I struggle with these types of queries constantly in my everyday life: “What was that one thing that I saw on the internet and is now relevant to the conversation I’m having?” Looking forward to the day when our assistants can handle these.
Have frontier models plateaued?
OpenAI released GPT-4o and Google Gemini 1.5 Pro at their recent developer conferences. While improved model performance took a back seat to really impressive voice and multimodal interfaces, both did significantly lift their scores in the Chatbot Arena.
However, we saw a few interesting trends emerge:
- GPT-4o debuted 60 ELO points above GPT-4 (and even more on challenging subsets) but has seen that gap drop to 30 since launch.
- Gemini 1.5 Pro beat GPT4 by 10 and took the second place slot. These models are clearly clustering around the same level of performance.
- Gemini 1.5 Pro is tied with Gemini Advanced. The latter has access to the internet while the former does not. When Google first submitted an online model to the arena, Bard (Gemini Pro), it beat the offline equivalent, Gemini Pro, by almost 100 ELO points. Are models getting advanced enough that search grounding no longer provides this lift?
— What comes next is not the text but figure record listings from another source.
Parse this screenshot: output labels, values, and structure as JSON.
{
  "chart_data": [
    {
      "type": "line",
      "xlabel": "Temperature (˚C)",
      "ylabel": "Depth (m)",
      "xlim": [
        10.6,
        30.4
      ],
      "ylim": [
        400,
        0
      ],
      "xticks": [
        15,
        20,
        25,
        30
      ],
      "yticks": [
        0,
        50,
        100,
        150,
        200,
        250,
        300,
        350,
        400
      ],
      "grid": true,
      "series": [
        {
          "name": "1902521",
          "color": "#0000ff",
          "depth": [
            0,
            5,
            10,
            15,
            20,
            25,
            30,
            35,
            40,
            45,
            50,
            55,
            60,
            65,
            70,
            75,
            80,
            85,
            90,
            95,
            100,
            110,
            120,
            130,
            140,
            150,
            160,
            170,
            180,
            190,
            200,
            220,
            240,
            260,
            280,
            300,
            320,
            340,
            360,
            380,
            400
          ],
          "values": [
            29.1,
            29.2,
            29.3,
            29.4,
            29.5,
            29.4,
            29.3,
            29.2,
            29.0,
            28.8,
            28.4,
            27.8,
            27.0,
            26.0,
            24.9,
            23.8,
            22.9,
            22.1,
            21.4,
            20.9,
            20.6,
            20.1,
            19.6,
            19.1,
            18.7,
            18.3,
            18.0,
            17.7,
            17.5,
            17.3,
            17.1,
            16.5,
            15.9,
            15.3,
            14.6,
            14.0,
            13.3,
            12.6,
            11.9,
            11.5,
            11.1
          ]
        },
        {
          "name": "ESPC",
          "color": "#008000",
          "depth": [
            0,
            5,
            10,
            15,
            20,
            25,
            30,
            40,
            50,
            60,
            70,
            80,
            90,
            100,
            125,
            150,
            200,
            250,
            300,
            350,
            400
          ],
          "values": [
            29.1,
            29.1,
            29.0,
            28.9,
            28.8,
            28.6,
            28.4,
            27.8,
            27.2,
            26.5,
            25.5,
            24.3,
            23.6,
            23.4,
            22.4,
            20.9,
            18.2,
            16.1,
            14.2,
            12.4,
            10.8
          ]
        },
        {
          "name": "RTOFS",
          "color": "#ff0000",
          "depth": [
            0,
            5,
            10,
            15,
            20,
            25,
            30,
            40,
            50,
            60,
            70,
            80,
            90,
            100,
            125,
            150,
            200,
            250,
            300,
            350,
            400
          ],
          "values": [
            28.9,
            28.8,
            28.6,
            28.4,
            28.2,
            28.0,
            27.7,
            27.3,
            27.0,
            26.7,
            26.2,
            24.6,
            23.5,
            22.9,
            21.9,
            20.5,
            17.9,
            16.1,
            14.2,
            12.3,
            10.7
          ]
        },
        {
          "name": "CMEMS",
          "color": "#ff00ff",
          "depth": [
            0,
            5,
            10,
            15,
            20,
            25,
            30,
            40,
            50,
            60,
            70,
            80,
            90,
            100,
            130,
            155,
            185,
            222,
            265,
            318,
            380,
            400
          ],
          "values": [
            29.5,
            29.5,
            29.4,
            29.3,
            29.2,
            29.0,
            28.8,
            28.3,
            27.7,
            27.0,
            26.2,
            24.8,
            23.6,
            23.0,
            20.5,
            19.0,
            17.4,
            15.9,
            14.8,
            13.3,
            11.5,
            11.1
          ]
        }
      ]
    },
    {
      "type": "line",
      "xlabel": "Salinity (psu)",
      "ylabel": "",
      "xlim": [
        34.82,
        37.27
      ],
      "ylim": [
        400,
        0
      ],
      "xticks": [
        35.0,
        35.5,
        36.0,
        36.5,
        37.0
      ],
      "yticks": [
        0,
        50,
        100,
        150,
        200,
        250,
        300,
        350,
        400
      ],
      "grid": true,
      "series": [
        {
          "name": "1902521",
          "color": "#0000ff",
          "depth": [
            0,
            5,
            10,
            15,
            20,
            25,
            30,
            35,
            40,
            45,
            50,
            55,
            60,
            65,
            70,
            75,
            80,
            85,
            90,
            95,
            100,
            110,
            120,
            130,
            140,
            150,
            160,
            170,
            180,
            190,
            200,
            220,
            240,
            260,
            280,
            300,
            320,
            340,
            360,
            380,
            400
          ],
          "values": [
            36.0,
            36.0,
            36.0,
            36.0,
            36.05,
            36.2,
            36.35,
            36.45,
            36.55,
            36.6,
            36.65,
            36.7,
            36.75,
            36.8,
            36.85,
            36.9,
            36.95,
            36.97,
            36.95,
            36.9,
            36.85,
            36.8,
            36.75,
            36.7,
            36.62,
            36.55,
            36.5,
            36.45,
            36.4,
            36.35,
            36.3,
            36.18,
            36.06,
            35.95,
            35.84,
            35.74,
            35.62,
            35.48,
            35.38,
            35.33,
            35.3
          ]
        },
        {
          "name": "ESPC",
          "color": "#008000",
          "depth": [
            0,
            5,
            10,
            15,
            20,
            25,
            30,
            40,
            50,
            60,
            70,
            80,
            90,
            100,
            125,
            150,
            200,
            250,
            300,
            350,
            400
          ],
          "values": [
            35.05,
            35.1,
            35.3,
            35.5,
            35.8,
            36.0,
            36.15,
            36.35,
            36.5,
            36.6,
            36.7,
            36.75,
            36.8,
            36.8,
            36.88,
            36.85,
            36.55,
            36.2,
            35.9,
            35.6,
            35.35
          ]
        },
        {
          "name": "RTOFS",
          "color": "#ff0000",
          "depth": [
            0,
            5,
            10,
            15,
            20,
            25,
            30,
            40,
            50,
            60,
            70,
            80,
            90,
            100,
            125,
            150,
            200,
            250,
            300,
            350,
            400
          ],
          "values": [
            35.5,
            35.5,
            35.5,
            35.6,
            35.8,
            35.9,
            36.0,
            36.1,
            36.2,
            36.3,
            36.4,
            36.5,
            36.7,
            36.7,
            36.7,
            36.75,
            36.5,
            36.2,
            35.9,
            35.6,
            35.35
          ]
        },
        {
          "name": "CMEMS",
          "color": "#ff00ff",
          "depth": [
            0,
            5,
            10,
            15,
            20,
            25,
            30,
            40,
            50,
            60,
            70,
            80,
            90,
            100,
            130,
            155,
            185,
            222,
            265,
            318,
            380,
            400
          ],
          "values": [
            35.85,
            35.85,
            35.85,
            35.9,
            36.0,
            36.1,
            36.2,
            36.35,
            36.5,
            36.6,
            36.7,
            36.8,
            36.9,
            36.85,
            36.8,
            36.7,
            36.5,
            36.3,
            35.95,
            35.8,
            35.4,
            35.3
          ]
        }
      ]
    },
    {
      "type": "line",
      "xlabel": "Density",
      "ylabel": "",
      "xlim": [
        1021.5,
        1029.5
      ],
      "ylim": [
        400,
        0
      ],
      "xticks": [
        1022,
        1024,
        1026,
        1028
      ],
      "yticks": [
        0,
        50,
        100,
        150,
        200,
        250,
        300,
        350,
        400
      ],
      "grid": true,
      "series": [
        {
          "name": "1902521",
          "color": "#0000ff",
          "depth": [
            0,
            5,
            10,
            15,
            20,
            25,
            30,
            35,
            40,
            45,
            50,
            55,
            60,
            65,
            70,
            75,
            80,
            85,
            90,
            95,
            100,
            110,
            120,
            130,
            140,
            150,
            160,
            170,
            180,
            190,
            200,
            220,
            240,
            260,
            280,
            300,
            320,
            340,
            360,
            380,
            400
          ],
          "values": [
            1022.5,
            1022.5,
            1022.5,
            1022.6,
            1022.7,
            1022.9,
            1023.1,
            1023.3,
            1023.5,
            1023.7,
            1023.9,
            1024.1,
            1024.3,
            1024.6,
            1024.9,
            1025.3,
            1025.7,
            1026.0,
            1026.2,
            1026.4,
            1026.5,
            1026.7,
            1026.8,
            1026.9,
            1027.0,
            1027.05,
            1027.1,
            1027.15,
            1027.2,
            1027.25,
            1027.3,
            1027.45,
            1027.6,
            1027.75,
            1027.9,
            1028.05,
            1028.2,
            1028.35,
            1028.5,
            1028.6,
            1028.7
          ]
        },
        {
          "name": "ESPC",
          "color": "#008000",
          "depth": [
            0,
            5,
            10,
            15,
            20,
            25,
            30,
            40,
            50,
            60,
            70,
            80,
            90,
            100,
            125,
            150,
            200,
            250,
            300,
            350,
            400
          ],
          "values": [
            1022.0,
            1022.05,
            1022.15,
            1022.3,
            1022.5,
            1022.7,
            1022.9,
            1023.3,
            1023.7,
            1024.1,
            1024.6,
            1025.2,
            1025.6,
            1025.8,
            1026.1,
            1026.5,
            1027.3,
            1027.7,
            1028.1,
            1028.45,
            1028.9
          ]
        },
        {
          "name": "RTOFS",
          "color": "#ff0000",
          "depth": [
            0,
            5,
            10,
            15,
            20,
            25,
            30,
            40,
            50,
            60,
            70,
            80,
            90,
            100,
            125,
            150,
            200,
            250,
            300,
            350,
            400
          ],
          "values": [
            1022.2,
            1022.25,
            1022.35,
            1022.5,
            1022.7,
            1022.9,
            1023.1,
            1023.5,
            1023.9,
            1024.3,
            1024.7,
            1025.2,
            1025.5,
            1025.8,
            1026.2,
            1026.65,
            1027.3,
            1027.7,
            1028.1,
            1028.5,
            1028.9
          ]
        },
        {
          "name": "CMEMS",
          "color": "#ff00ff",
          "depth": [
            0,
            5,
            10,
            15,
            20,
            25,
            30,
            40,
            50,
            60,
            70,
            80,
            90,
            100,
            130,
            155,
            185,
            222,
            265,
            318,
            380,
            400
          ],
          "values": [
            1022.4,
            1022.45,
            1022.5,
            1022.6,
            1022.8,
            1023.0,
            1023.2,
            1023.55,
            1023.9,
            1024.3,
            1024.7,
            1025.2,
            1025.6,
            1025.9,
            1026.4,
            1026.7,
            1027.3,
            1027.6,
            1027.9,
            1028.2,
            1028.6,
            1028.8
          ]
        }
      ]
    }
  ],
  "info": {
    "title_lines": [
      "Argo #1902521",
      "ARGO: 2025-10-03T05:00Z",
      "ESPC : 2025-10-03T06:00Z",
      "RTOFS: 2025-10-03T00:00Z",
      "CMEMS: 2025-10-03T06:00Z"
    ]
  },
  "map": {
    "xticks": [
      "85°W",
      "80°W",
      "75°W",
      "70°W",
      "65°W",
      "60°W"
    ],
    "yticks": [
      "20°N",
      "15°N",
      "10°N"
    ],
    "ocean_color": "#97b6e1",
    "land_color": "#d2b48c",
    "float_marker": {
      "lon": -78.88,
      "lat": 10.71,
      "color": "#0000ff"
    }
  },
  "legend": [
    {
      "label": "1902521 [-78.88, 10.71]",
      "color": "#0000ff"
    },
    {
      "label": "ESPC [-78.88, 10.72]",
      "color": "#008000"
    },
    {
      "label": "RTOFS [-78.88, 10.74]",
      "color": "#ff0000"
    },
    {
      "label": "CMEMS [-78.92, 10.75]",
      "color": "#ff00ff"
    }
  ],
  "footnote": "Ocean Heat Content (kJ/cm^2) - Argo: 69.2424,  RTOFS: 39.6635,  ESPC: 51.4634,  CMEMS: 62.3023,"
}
My takeaway is that between GPT-4o and Gemini 1.5 Pro scoring essentially the same and Gemini Advanced not outperforming Gemini 1.5 Pro, we may be reaching some kind of saturation point with these models, which I might say that Meta has essentially reached with Llama3. I will be very curious to see if we can break this asymptote and if we can, what new use-cases the significantly more advanced models will unlock.
Anthropic’s peek inside of Claude’s brain
Anthropic published a really interesting paper that showed they could identify networks of neurons in their Claude models that fire on fine-grained concepts, e.g. “transit infrastructure” or “sycophantic praise”. I didn’t take the team to really understand how this did this but found it really neat that they could turn the neuron weights associated with various concepts up or down and really tune the model response. This kind of fine-grained control could be really useful in guiding the behavior of AI assistants.